The sector ETF pared its 2% premarket decline and was lower by 0.7% at last check.

JP Morgan shares were down 8%. The stock is the second-largest holding in the $6.4 billion Financial Select Sector SPDR (NYSEArca: XLF) at 8.6% of the portfolio.

The bank said its chief investment office has suffered $2 billion in losses in its synthetic credit portfolio so far in the second quarter.

“Based on management’s statements that this synthetic credit-related hedge has been marked to market, we would assume that the full existing loss content currently embedded in this position has been realized,” Guggenheim Securities analysts said in a note. “While this position can experience incremental losses related to future market volatility, there shouldn’t be unrealized losses remaining hidden on the balance sheet.”

The JP Morgan surprise raises questions about the health and regulation of U.S. banks, which have been outperforming the broader market in 2012. XLF is up 15.6% year to date, compared with an 8.9% gain for iShares S&P 500 (NYSEArca: IVV).

The bank said that it could face another $1 billion in losses in the second quarter due to market volatility.

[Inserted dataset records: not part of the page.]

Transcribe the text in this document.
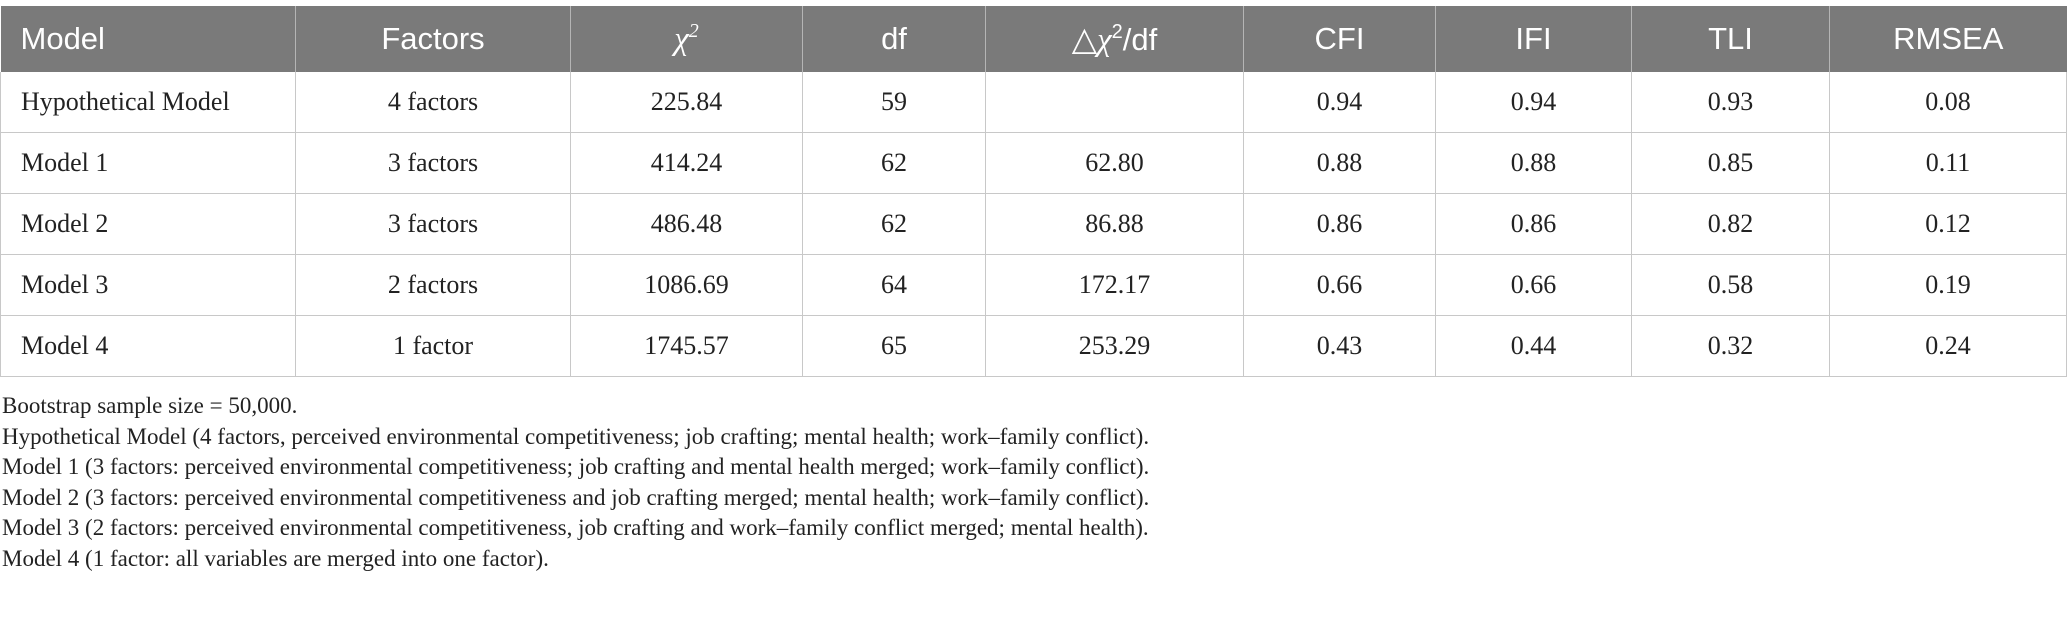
Model	Factors	$\chi^2$	df	$\triangle\chi^2/df$	CFI	IFI	TLI	RMSEA
Hypothetical Model	4 factors	225.84	59		0.94	0.94	0.93	0.08
Model 1	3 factors	414.24	62	62.80	0.88	0.88	0.85	0.11
Model 2	3 factors	486.48	62	86.88	0.86	0.86	0.82	0.12
Model 3	2 factors	1086.69	64	172.17	0.66	0.66	0.58	0.19
Model 4	1 factor	1745.57	65	253.29	0.43	0.44	0.32	0.24
Bootstrap sample size = 50,000.
Hypothetical Model (4 factors, perceived environmental competitiveness; job crafting; mental health; work–family conflict).
Model 1 (3 factors: perceived environmental competitiveness; job crafting and mental health merged; work–family conflict).
Model 2 (3 factors: perceived environmental competitiveness and job crafting merged; mental health; work–family conflict).
Model 3 (2 factors: perceived environmental competitiveness, job crafting and work–family conflict merged; mental health).
Model 4 (1 factor: all variables are merged into one factor).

“While the announcement on its surface is shocking, especially considering J.P. Morgan’s stellar reputation when it comes to risk controls, we do not anticipate the losses will be material to JP Morgan’s long term fair value,” said Morningstar analyst Erin Davis. “We are, however, monitoring the situation closely for signs that this could be an early indication of larger problems at the bank.”